Dünyada birçok güzel kitaplar yazılır; kabul da görürler. Ama önemli olan şudur ki daha basılmadan, olağanüstü kabul göreceğini ve diğer tüm kitaplardan üstün çıkacağını iddia eden kitap var mıdır? Avrupalılar Shakespeare’in kelamının en üstün olduğunu iddia ederler. Allah’ın kudretine bakın; Kur’an hakkında itiraz etmeye başladıklarından beri Shakespeare’in kelamında hata bulan toplulukları oluşmuştur ama bu bizi ilgilendirmez. Kelamının çok üstün olduğunu aynen kabul etsek de önemli olan şudur ki yazmadan kelamının bu kadar kabul göreceğini ve diğer kelamlardan üstün olacağını iddia etmiş miydi? Kesinlikle etmemişti. Ama Kur’an ilk günden “dünya bunun kelamına karşı koyamayacaktır” demişti. Bennet adlı bir yazar bir kitabı hakkında “yazmadan önce çok kabul göreceğini sanmıştım ama hem basımevleri kem küm etti hem halk da pek ilgilenmedi” demiştir. Sözün özü insan yazdığı kitabın kabul görüp görmeyeceğini bilemez ama Kur’an ilk günden “bu üstündür; hep de üstün kalacaktır” demişti.

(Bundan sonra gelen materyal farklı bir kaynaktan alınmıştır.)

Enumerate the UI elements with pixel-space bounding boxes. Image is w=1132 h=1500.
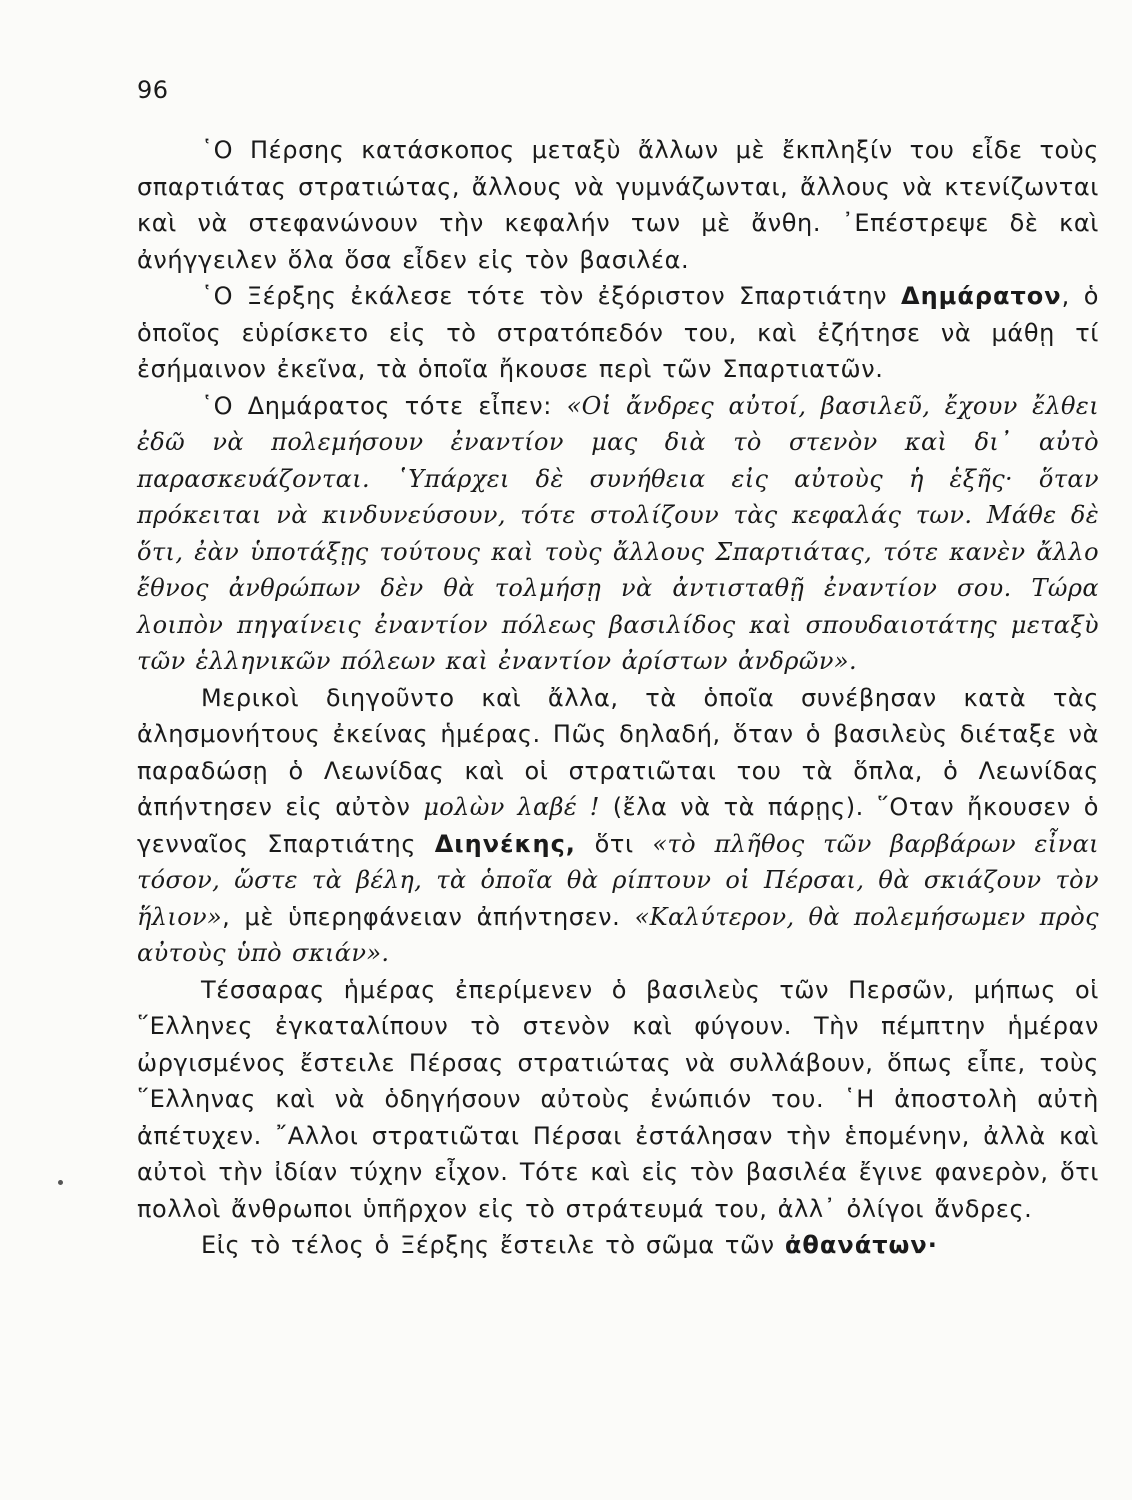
scan-speck [58,1180,63,1185]
italic-quote-arrows: «τὸ πλῆθος τῶν βαρβάρων εἶναι τόσον, ὥστε τὰ βέλη, τὰ ὁποῖα θὰ ρίπτουν οἱ Πέρσαι, θὰ σκιάζουν τὸν ἥλιον» [137,829,1099,931]
italic-molon-labe: μολὼν λαβέ ! [423,793,600,821]
text-run: ῾Ο Ξέρξης ἐκάλεσε τότε τὸν ἐξόριστον Σπαρτιάτην [201,282,902,310]
italic-quote-demaratus: «Οἱ ἄνδρες αὐτοί, βασιλεῦ, ἔχουν ἔλθει ἐδῶ νὰ πολεμήσουν ἐναντίον μας διὰ τὸ στενὸν καὶ δι᾿ αὐτὸ παρασκευάζονται. ῾Υπάρχει δὲ συνήθεια εἰς αὐτοὺς ἡ ἑξῆς· ὅταν πρόκειται νὰ κινδυνεύσουν, τότε στολίζουν τὰς κεφαλάς των. Μάθε δὲ ὅτι, ἐὰν ὑποτάξῃς τούτους καὶ τοὺς ἄλλους Σπαρτιάτας, τότε κανὲν ἄλλο ἔθνος ἀνθρώπων δὲν θὰ τολμήσῃ νὰ ἀντισταθῇ ἐναντίον σου. Τώρα λοιπὸν πηγαίνεις ἐναντίον πόλεως βασιλίδος καὶ σπουδαιοτάτης μεταξὺ τῶν ἑλληνικῶν πόλεων καὶ ἐναντίον ἀρίστων ἀνδρῶν». [137,391,1099,675]
page-number: 96 [137,76,169,104]
bold-name-dienekes: Διηνέκης, [434,829,576,858]
paragraph-molon-labe [137,680,1099,972]
text-run: Εἰς τὸ τέλος ὁ Ξέρξης ἔστειλε τὸ σῶμα τῶν [201,1231,785,1259]
bold-word-immortals: ἀθανάτων· [784,1231,938,1259]
paragraph-demaratus-speech [137,388,1099,680]
text-run: , μὲ ὑπερηφάνειαν ἀπήντησεν. [222,902,635,931]
text-run: ὅτι [575,829,653,858]
text-run: ῾Ο Δημάρατος τότε εἶπεν: [201,391,567,420]
bold-name-demaratus: Δημάρατον [901,282,1062,310]
paragraph-spy-report: ῾Ο Πέρσης κατάσκοπος μεταξὺ ἄλλων μὲ ἔκπληξίν του εἶδε τοὺς σπαρτιάτας στρατιώτας, ἄλλους νὰ γυμνάζωνται, ἄλλους νὰ κτενίζωνται καὶ νὰ στεφανώνουν τὴν κεφαλήν των μὲ ἄνθη. ᾿Επέστρεψε δὲ καὶ ἀνήγγειλεν ὅλα ὅσα εἶδεν εἰς τὸν βασιλέα. [137,136,1099,274]
paragraph-demaratus-summoned [137,278,1099,388]
body-text [137,132,1099,1264]
italic-quote-shade: «Καλύτερον, θὰ πολεμήσωμεν πρὸς αὐτοὺς ὑπὸ σκιάν». [137,902,1099,967]
paragraph-four-days: Τέσσαρας ἡμέρας ἐπερίμενεν ὁ βασιλεὺς τῶν Περσῶν, μήπως οἱ ῞Ελληνες ἐγκαταλίπουν τὸ στενὸν καὶ φύγουν. Τὴν πέμπτην ἡμέραν ὠργισμένος ἔστειλε Πέρσας στρατιώτας νὰ συλλάβουν, ὅπως εἶπε, τοὺς ῞Ελληνας καὶ νὰ ὁδηγήσουν αὐτοὺς ἐνώπιόν του. ῾Η ἀποστολὴ αὐτὴ ἀπέτυχεν. ῎Αλλοι στρατιῶται Πέρσαι ἐστάλησαν τὴν ἑπομένην, ἀλλὰ καὶ αὐτοὶ τὴν ἰδίαν τύχην εἶχον. Τότε καὶ εἰς τὸν βασιλέα ἔγινε φανερὸν, ὅτι πολλοὶ ἄνθρωποι ὑπῆρχον εἰς τὸ στράτευμά του, ἀλλ᾿ ὀλίγοι ἄνδρες. [137,975,1099,1223]
text-run: Μερικοὶ διηγοῦντο καὶ ἄλλα, τὰ ὁποῖα συνέβησαν κατὰ τὰς ἀλησμονήτους ἐκείνας ἡμέρας. Πῶς δηλαδή, ὅταν ὁ βασιλεὺς διέταξε νὰ παραδώσῃ ὁ Λεωνίδας καὶ οἱ στρατιῶται του τὰ ὅπλα, ὁ Λεωνίδας ἀπήντησεν εἰς αὐτὸν [137,683,1099,821]
paragraph-immortals [137,1227,1099,1264]
text-run: , ὁ ὁποῖος εὑρίσκετο εἰς τὸ στρατόπεδόν του, καὶ ἐζήτησε νὰ μάθῃ τί ἐσήμαινον ἐκεῖνα, τὰ ὁποῖα ἤκουσε περὶ τῶν Σπαρτιατῶν. [137,282,1099,383]
text-run: (ἔλα νὰ τὰ πάρῃς). ῞Οταν ἤκουσεν ὁ γενναῖος Σπαρτιάτης [137,793,1099,858]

Unutulmamalıdır ki Arabistan’ın tek bildiği ve ustalaştığı konu dil bilgisiydi; kelam bilgisiydi. Kur’an işte böyle bir ülkeye indirildi; onların en çok hâkim olduğu dilde indirildi. Ama kısa sürede öyle bir devrim yarattı ki ustaların tarzını değiştiriverdi. Kelamlarıyla böbürlenenler Kur’an’ın tarzını benimsediler; eski kelam şekilleri altüst oldu ve herkes bu inanılmaz kitabın tarzına boyun eğdi.

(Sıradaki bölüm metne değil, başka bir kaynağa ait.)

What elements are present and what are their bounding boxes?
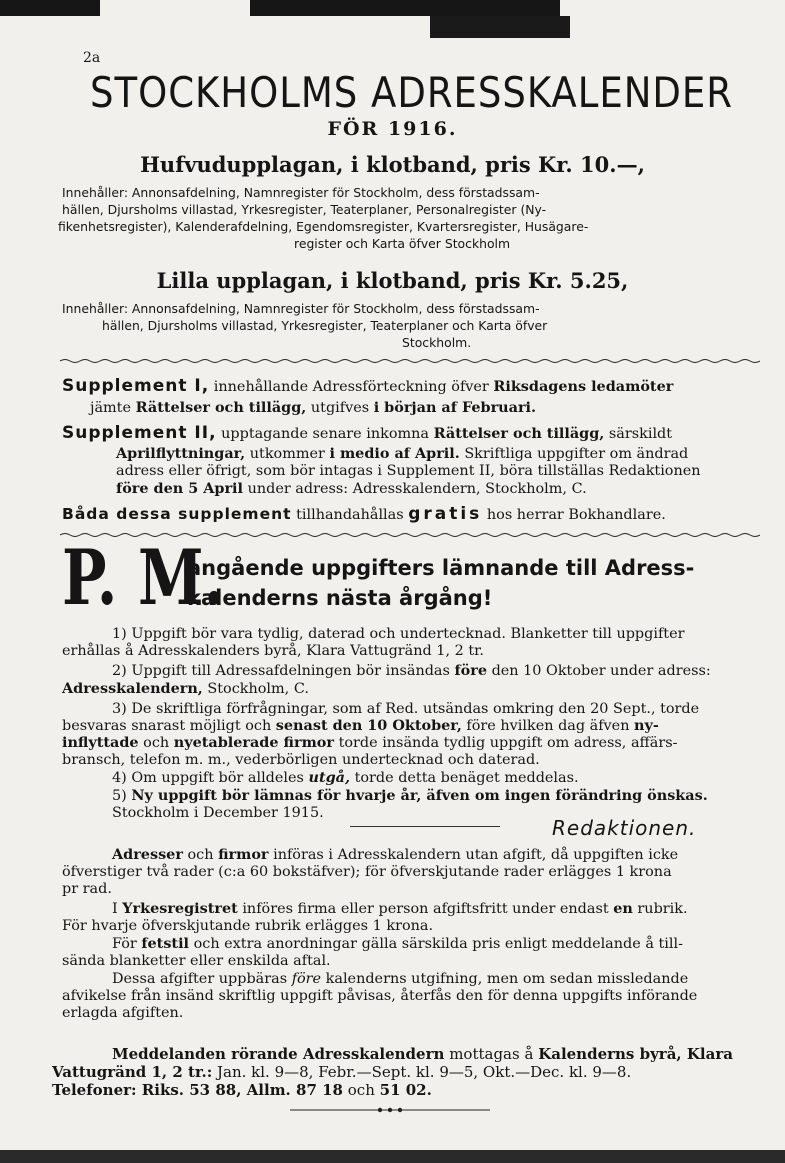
footer-line-1: Meddelanden rörande Adresskalendern mottagas å Kalenderns byrå, Klara <box>112 1045 733 1063</box>
contents-line: Innehåller: Annonsafdelning, Namnregister för Stockholm, dess förstadssam- <box>62 185 540 200</box>
fee-4-line-1: Dessa afgifter uppbäras före kalenderns utgifning, men om sedan missledande <box>112 971 689 987</box>
place-date: Stockholm i December 1915. <box>112 805 324 821</box>
scan-notch <box>430 16 570 38</box>
wavy-divider <box>60 358 760 364</box>
supplement-1-line-1: Supplement I, innehållande Adressförteckning öfver Riksdagens ledamöter <box>62 376 674 396</box>
contents-line: hällen, Djursholms villastad, Yrkesregister, Teaterplaner, Personalregister (Ny- <box>62 202 547 217</box>
contents-line: hällen, Djursholms villastad, Yrkesregister, Teaterplaner och Karta öfver <box>102 318 548 333</box>
fee-1-line-1: Adresser och firmor införas i Adresskalendern utan afgift, då uppgiften icke <box>112 846 679 863</box>
footer-line-2: Vattugränd 1, 2 tr.: Jan. kl. 9—8, Febr.—Sept. kl. 9—5, Okt.—Dec. kl. 9—8. <box>52 1063 632 1081</box>
fee-1-line-2: öfverstiger två rader (c:a 60 bokstäfver); för öfverskjutande rader erlägges 1 krona <box>62 864 672 880</box>
large-edition-heading: Hufvudupplagan, i klotband, pris Kr. 10.—, <box>140 152 645 177</box>
fee-2-line-2: För hvarje öfverskjutande rubrik erlägges 1 krona. <box>62 918 434 934</box>
item-1-line-1: 1) Uppgift bör vara tydlig, daterad och undertecknad. Blanketter till uppgifter <box>112 626 685 642</box>
small-edition-heading: Lilla upplagan, i klotband, pris Kr. 5.25, <box>156 268 629 293</box>
item-3-line-2: besvaras snarast möjligt och senast den 10 Oktober, före hvilken dag äfven ny- <box>62 717 659 734</box>
short-divider <box>350 826 500 827</box>
item-3-line-4: bransch, telefon m. m., vederbörligen undertecknad och daterad. <box>62 752 540 768</box>
item-2-line-2: Adresskalendern, Stockholm, C. <box>62 680 309 697</box>
footer-line-3: Telefoner: Riks. 53 88, Allm. 87 18 och 51 02. <box>52 1081 432 1099</box>
fee-4-line-3: erlagda afgiften. <box>62 1005 184 1021</box>
signature: Redaktionen. <box>552 816 697 840</box>
scan-border-bottom <box>0 1150 785 1163</box>
contents-line: register och Karta öfver Stockholm <box>294 236 511 251</box>
item-3-line-1: 3) De skriftliga förfrågningar, som af Red. utsändas omkring den 20 Sept., torde <box>112 701 700 717</box>
supplement-2-line-2: Aprilflyttningar, utkommer i medio af April. Skriftliga uppgifter om ändrad <box>116 445 689 462</box>
small-edition-contents <box>62 300 547 351</box>
item-1-line-2: erhållas å Adresskalenders byrå, Klara Vattugränd 1, 2 tr. <box>62 643 484 659</box>
fee-1-line-3: pr rad. <box>62 881 112 897</box>
supplement-2-line-3: adress eller öfrigt, som bör intagas i Supplement II, böra tillställas Redaktionen <box>116 463 701 479</box>
page-title: STOCKHOLMS ADRESSKALENDER <box>90 68 733 117</box>
year-line: FÖR 1916. <box>327 118 458 140</box>
supplement-2-line-1: Supplement II, upptagande senare inkomna Rättelser och tillägg, särskildt <box>62 423 673 443</box>
fee-3-line-2: sända blanketter eller enskilda aftal. <box>62 953 331 969</box>
pm-initials: P. M. <box>62 533 225 622</box>
fee-2-line-1: I Yrkesregistret införes firma eller person afgiftsfritt under endast en rubrik. <box>112 900 688 917</box>
contents-line: fikenhetsregister), Kalenderafdelning, Egendomsregister, Kvartersregister, Husägare- <box>58 219 589 234</box>
supplement-1-line-2: jämte Rättelser och tillägg, utgifves i början af Februari. <box>90 399 537 416</box>
scan-border-top <box>0 0 785 16</box>
item-3-line-3: inflyttade och nyetablerade firmor torde insända tydlig uppgift om adress, affärs- <box>62 734 678 751</box>
contents-line: Innehåller: Annonsafdelning, Namnregister för Stockholm, dess förstadssam- <box>62 301 540 316</box>
item-5-line: 5) Ny uppgift bör lämnas för hvarje år, äfven om ingen förändring önskas. <box>112 787 708 804</box>
large-edition-contents <box>58 184 589 252</box>
fee-4-line-2: afvikelse från insänd skriftlig uppgift påvisas, återfås den för denna uppgifts införande <box>62 988 698 1004</box>
item-4-line: 4) Om uppgift bör alldeles utgå, torde detta benäget meddelas. <box>112 769 579 786</box>
pm-heading-line-1: angående uppgifters lämnande till Adress- <box>187 556 695 580</box>
contents-line: Stockholm. <box>402 335 472 350</box>
page-number: 2a <box>83 50 101 66</box>
ornamental-divider <box>290 1106 490 1114</box>
both-supplements-line: Båda dessa supplement tillhandahållas gratis hos herrar Bokhandlare. <box>62 504 666 524</box>
fee-3-line-1: För fetstil och extra anordningar gälla särskilda pris enligt meddelande å till- <box>112 935 683 952</box>
supplement-2-line-4: före den 5 April under adress: Adresskalendern, Stockholm, C. <box>116 480 587 497</box>
item-2-line-1: 2) Uppgift till Adressafdelningen bör insändas före den 10 Oktober under adress: <box>112 662 711 679</box>
pm-heading-line-2: kalenderns nästa årgång! <box>187 586 493 610</box>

Bazı insanlar “zaten Müslüman olanlardan ne beklenebilirdi ki; onlar zaten Kur’an’ın tarzını benimseyeceklerdi” derler ama soruyorum; neden Tevrat veya İncil veya Vedalara inananlar böyle yapmadı? Onlar bu kitapların İlahi ve semavi olduklarını kabul etmiyorlar mı?